How the “Future Says_” Initiative is Working to Hold Big Tech Accountable

A new global initiative is working to secure a rebalance of power in the tech ecosystem, pushing back against the unmitigated power of “big tech” and imagining a world in which technology is built and designed by the people for the people.

Autor*in Katie Cashman, 03.30.21

Translation Katie Cashman:

A new global initiative is working to secure a rebalance of power in the tech ecosystem, pushing back against the unmitigated power of “big tech” and imagining a world in which technology is built and designed by the people for the people.

The term “big tech” refers to the tech giants that dominate the industry and the public information space: Amazon, Apple, Alphabet, Facebook, and Microsoft. Because of the speed at which these companies, and their power, have developed, our governing and regulatory systems have not been able to keep up. While tech in itself has the power to connect, empower and inform, no technology is neutral, and without accountability systems in place, the tech owned and operated by these giants has increasingly been seen to have a negative impact on the environment, on society, and even on democracy itself – as we’ve seen in countless ways over the past few years.

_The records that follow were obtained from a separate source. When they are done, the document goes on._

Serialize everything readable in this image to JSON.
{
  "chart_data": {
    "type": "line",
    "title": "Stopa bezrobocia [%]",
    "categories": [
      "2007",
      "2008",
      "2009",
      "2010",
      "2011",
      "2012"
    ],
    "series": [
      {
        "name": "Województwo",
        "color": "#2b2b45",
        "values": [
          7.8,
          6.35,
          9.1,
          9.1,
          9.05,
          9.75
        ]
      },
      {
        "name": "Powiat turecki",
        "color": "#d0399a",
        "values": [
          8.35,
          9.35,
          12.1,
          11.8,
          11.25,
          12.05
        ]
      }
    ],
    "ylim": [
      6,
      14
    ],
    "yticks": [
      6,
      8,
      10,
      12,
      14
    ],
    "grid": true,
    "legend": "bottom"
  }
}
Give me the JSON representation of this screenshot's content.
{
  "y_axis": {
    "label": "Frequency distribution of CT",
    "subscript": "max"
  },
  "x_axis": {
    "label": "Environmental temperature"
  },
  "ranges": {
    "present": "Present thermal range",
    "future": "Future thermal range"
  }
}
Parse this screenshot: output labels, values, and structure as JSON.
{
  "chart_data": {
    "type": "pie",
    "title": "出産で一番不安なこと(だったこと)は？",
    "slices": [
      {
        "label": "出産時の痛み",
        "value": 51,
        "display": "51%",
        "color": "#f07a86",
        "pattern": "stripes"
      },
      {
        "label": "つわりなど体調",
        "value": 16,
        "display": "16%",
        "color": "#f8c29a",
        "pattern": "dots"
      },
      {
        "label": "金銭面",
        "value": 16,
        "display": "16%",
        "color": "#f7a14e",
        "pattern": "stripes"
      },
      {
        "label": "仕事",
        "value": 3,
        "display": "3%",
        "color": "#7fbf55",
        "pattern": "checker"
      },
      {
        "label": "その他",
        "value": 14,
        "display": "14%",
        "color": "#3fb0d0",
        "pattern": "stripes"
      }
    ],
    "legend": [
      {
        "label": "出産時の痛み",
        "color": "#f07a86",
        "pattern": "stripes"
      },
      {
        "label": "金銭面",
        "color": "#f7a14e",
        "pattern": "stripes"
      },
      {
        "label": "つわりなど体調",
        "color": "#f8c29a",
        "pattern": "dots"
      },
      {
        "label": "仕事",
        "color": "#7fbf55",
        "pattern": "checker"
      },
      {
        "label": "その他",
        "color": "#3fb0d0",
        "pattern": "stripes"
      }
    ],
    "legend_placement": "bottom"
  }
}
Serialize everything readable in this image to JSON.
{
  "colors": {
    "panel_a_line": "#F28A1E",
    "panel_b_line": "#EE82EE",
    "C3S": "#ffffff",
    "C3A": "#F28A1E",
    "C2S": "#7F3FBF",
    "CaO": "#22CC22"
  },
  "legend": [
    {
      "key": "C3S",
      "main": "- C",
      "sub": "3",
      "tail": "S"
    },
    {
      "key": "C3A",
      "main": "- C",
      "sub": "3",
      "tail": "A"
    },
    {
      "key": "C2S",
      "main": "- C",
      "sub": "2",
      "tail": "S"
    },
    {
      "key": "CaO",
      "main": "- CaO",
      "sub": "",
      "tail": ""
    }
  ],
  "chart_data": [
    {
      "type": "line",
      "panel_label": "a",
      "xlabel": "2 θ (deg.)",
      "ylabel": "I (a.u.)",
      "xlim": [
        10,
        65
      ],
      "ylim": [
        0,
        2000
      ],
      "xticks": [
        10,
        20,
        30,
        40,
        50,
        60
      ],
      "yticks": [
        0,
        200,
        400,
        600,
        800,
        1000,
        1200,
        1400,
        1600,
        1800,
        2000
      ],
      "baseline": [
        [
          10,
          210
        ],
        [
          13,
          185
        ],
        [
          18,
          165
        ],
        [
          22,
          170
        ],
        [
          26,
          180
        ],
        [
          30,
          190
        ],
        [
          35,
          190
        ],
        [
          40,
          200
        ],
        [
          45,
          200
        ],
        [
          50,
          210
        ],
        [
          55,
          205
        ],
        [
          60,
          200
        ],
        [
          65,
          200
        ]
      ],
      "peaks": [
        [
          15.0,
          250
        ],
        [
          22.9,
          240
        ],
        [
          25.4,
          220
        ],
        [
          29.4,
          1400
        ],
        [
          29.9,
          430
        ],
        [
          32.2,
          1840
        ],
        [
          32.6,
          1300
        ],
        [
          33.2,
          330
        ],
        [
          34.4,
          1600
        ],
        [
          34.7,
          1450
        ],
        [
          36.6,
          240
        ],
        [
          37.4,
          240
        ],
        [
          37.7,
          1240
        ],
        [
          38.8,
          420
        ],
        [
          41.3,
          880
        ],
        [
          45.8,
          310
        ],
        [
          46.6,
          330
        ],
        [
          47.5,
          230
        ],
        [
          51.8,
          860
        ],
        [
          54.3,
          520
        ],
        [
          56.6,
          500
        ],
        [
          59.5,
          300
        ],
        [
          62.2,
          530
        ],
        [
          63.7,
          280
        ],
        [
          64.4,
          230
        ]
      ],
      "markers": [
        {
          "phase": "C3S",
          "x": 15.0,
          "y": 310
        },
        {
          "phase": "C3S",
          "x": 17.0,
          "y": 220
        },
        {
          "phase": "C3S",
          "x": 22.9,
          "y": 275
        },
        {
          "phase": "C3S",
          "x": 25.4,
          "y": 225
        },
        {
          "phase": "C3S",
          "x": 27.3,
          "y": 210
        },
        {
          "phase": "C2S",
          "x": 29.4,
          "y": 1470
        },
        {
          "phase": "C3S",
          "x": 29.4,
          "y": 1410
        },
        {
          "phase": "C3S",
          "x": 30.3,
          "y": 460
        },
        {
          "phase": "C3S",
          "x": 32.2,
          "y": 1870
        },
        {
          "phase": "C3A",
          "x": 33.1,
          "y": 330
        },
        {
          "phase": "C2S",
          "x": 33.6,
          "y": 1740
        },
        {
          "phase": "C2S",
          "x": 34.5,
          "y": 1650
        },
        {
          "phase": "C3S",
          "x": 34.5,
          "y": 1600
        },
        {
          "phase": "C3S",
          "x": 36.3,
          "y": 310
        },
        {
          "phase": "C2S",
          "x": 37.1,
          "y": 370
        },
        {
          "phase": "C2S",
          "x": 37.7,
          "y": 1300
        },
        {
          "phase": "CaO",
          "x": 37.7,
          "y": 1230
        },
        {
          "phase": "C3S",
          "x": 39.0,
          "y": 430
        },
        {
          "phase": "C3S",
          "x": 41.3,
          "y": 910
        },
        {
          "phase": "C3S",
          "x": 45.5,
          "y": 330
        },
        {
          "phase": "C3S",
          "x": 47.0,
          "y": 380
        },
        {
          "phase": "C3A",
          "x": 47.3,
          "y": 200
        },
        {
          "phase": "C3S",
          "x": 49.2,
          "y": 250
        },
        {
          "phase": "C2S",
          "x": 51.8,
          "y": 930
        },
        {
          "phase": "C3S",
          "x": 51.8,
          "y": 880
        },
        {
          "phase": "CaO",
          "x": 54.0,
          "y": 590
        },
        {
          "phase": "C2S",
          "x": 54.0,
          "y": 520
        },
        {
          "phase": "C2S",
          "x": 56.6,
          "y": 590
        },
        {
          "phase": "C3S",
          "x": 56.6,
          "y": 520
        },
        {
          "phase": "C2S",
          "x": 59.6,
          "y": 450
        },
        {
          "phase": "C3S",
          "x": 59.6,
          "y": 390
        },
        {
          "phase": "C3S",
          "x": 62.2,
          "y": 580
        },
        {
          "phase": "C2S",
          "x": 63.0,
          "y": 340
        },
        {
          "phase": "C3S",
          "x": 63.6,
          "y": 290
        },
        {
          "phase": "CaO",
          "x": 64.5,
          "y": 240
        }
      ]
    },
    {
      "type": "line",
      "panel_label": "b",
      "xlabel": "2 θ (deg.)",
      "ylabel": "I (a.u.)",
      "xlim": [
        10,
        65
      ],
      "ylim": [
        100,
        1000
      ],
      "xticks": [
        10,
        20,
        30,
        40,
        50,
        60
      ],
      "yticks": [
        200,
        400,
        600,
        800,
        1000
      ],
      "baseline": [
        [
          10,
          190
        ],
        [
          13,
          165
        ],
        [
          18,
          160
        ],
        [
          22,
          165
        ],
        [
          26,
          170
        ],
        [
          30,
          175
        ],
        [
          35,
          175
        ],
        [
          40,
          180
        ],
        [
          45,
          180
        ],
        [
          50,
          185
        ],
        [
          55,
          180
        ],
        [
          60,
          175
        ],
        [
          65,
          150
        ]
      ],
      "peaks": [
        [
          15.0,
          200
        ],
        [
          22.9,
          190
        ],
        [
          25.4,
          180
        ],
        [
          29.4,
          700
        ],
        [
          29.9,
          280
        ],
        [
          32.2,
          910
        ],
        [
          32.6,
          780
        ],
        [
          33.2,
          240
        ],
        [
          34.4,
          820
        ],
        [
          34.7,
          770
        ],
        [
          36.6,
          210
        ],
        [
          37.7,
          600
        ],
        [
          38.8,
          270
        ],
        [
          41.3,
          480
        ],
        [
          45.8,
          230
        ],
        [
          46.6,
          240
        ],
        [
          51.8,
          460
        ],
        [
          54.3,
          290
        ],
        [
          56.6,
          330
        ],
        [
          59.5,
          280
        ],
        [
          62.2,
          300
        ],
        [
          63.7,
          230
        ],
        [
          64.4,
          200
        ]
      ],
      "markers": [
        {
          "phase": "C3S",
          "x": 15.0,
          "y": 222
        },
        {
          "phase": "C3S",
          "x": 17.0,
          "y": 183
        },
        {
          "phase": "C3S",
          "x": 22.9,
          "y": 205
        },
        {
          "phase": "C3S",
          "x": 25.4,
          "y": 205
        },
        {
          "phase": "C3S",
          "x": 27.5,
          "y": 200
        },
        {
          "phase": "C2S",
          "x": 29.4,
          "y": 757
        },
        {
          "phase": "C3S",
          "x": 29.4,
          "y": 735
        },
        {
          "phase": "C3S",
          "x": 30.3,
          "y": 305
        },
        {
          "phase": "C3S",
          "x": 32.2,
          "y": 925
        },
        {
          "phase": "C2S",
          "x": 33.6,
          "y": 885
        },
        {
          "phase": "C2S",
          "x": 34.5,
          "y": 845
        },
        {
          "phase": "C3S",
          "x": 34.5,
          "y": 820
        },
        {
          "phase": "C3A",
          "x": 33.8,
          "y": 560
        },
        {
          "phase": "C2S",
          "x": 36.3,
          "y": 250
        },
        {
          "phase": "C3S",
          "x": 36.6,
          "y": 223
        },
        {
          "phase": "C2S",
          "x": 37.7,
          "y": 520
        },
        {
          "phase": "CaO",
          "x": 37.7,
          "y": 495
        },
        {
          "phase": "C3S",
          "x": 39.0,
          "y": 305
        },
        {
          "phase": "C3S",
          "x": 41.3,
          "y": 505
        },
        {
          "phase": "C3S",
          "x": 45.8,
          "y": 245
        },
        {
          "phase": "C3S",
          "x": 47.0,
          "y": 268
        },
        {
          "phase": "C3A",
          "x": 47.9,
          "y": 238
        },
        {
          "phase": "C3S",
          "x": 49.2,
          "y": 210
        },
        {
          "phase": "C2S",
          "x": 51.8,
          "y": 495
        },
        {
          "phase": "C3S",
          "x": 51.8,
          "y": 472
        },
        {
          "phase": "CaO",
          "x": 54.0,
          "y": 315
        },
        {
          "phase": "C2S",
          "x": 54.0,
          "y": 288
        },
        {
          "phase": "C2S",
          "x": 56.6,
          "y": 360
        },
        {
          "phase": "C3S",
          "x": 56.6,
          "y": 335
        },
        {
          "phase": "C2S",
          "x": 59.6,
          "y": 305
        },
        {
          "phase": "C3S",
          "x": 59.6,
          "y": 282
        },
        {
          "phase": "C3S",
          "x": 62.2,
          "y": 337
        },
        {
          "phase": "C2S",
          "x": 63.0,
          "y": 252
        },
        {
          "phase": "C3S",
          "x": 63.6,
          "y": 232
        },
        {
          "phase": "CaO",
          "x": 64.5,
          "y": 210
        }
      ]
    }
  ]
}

Future Says_ is a new initiative – funded by the Australian Minderoo Foundation – that is leveraging the power of collective action and collaboration to design and develop new tools and techniques that communities can use to restore the balance of power and right some of these wrongs. The initiative is focusing its efforts on three key areas. The first is “tackling lawlessness” – the idea that many things happening in the technology ecosystem today are legal not because they should be, but simply because we haven’t written the rules. The second is “empowering workers” – reducing the amount of dangerous, precarious, and invisible work that sustains so much of the tech supply chain. And the third is “reimagining tech” – the idea that by imagining a tech of the future allows us stop accepting that what we have now is the only way it can be.

One part of the initiative is the “Playmakers”, a team of academics, entrepreneurs and researchers – who include some of big tech’s harshest critics – and who are using public engagement strategies and publications to provide communities with tools and techniques to shift power away from monopolising digital platforms. The “Tech Impact Network” forms the other part of the initiative, a global network of research and innovation centres in five prestigious universities: the University of Cambridge, the University of Western Australia, the University of California, Los Angeles, New York University, and the University of Oxford. These hubs will function as five nodes in a virtual, global, impact-oriented network – established to “incubate” different projects including those looking at law reform, artificial intelligence ethics and Indigenous approaches to data ethics, collective privacy and data governance.

Technology without accountability has led to injustice. One example, as explained by one of the Future Says_ playmakers Khadijah Abdurahman, is how the predictive analytics system of New York City’s Welfare Services is “black box,” meaning that its internal workings and algorithms are unknown, in other words, not transparent. The impacts of this are felt on vulnerable families in the city, who are more often targeted by and harmed by the policies. This system directly impacted Khadijah’s family, and now she’s pushing back. She argues for rethinking and co-creating human services systems with activists, technologists, data policy experts, and legal scholars at the table.

Other playmakers are investigating the transparency of social media feeds. They argue that the Google search tool, for example, is not an unbiased source of knowledge. In fact, because of Google’s business model, it is actually an advertising platform. Because of its profit-orientation, the highest bidders can buy their way to the top of the feed, supplying viewers with propaganda and ads.

Sarah T. Roberts, who co-directs the Tech Impact Network’s UCLA research centre, is also raising awareness on “content moderation,” which is a low-income job to screen lewd content from social media platforms in order to keep the user feeds pristine. She says that the tech industry hides their content moderation workforce because they don’t want users to know about these processes. These kinds of workplaces are sites of power imbalance, zones that are devoid of traditional protections and processes.

While experts and activists have long made their opinions heard about the dangers of the monopolisation of digital platforms by giant tech companies, hopefully this initiative will offer those voices the chance to be supported, amplified and connected within a strong network, that ultimately is successful in pushing for quick and effective reform.